Zum Kommentar von Dirk Ippen „Bis heute hilft der Lorscher Bienensegen“, Diepholzer Kreiszeitung vom 23.2.2019)
So einfach ist das: Man mixt ein paar schlecht recherchierte Halbwahrheiten, sucht einen vermeintlich Schuldigen, der sich nicht wehren kann, und schon ist die Welt wieder in Ordnung und wir können uns entspannt zurücklehnen und so weiter machen wie bisher – incl. Pestizideinsatz auf unseren Feldern.
Das bayerische Volksbegehren zur Bewahrung der Schöpfung wird so als blanker Aktionismus von ein paar unterbelichteten Ökospinnern und notorischen Gutmenschen hingestellt, so überflüssig wie ein Kropf.
Zunächst einmal zu den Fakten: Dass die Zahl der Honigbienenvölker derzeit auf einem Höchststand ist, stimmt nur weltweit, aber nicht für unsere heimische Umwelt (um die es ja u.a. bei dem Volksbegehren geht). In Deutschland war die Zahl der gehaltenen Bienenvölker seit Jahrzehnten rückläufig – von über 2 Mio 1961 auf unter 700 000 in 2009, seither erholt sich der Bestand erfreulicherweise langsam wieder, nicht zuletzt dank interessierter und engagierter Mitbürger.
Wäre es mit der Nahrungskonkurrenz zwischen Honigbienen und Wildbienen so dramatisch wie in dem Kommentar beschworen, so hätten letztere ja schon in den 60er Jahren aussterben müssen. Aber damals war der Nektartisch ja noch reichlich gedeckt und weniger vergiftet.
Wenn eine im Oktober 2017 veröffentlichte Langzeitstudie belegt, dass die Anzahl der Insekten in Deutschland in den letzten 30 Jahren um 75% zurückgegangen ist, so kann man das ja wohl schwerlich den Honigbienen und ihrer kleinen Lobby, den Imkerinnen und Imkern, anlasten. Das hieße, die wirklichen Ursachen bewusst zu ignorieren. Freilich ist es so, dass von allen heimischen Insekten die Honigbienen am besten erforscht, beobachtet und nach Kräften gefördert werden.
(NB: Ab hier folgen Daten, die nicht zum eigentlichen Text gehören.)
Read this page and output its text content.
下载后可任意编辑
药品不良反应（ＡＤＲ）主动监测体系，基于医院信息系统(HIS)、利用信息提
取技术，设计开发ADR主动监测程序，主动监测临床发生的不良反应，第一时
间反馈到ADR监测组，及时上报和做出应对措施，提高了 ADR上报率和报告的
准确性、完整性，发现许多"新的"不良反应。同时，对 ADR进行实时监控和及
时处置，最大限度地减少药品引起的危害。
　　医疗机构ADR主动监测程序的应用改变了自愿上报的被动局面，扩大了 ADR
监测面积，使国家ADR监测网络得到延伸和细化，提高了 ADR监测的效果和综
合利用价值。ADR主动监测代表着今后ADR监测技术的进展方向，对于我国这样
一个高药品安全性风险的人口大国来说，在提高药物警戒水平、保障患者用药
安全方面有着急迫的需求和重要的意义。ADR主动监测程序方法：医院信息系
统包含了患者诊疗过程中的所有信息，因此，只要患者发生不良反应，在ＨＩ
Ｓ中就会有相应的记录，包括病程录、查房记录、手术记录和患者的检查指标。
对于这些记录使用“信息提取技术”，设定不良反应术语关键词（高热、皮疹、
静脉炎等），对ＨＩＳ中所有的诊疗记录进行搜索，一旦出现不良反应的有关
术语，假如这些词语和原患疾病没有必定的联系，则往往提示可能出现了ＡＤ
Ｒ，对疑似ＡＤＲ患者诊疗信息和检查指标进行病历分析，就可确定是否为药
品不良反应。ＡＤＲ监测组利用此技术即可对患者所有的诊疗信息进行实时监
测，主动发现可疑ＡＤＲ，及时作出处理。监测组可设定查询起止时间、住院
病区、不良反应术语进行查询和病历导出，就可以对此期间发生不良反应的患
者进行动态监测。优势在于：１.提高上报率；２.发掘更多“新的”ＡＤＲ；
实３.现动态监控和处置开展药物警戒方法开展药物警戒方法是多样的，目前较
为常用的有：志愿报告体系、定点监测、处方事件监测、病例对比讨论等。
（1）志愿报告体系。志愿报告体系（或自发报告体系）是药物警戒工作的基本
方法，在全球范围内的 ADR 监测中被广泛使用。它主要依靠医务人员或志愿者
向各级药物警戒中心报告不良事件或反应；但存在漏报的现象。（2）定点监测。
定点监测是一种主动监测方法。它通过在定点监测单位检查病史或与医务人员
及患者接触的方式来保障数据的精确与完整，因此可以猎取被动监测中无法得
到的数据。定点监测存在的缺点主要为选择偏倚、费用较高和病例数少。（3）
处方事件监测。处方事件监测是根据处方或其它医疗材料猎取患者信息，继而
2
Das hat aber mit ihrer unersetzlichen volkswirtschaftlichen Bedeutung für unsere Nahrungsmittelproduktion zu tun = Bestäubungsleistung in Landwirtschaft, Obst- und Gartenbaubetrieben. Wenn es heute zu vereinzelten Fällen von Nahrungskonkurrenz mit den Wildbienen kommt, dann doch gerade deshalb, weil die natürliche Blütenvielfalt in Artenreichtum und Menge von den Menschen auf einen Bruchteil zurückgedrängt wurde.
Thema Neonicotinoide: Diese hochwirksamen Gifte gegen Insekten, die deren Nervensystem und Orientierungssinn angreifen, sind ja längst noch nicht alle vom Markt – nur die 3 giftigsten und am meisten verbreiteten wurde zunächst versuchsweise und dann dauerhaft verboten, und das auch nicht freiwillig, sondern nur auf massive Proteste und unwiderlegbare Fakten hin. Das ist doch nur die Spitze des Eisbergs. Unsere derzeitige Landwirtschaftsministerin Frau Klöckner wird gerne zitiert mit dem Satz: Was den Bienen schadet, muss vom Markt – man wird sie an ihren Taten messen und nicht an ihren Worten…
Auch wenn die Insektizide mancherorts nachts ausgebracht werden (was sicher nicht immer praktikabel ist, Landwirte müssen ja auch mal schlafen), so mag das die Sache etwas entschärfen, gelöst ist damit gar nichts. Die Gifte sind am nächsten Morgen doch nicht einfach weg – die Insekten haben sie dann nur an den Füßen und am Rüssel statt auf den Flügeln.
Zu behaupten, die Honigbiene „käme mit all diesen Dingen zurecht“, ist schlichtweg zynisch. Wir Imker stehen mit dem Rücken zur Wand und sind seit Jahren hauptsächlich mit dem Bestandserhalt der Völkerzahlen beschäftigt und dann erst mit der Honigproduktion – das war früher genau umgekehrt. Oder um es etwas drastisch mit den Worten von Dr Mühlen von der Landwirtschaftskammer Münster auszudrücken: Die Honigbiene ist als freilebende Spezies in Westeuropa ausgestorben (!), es gibt sie nur noch in der Obhut des Menschen.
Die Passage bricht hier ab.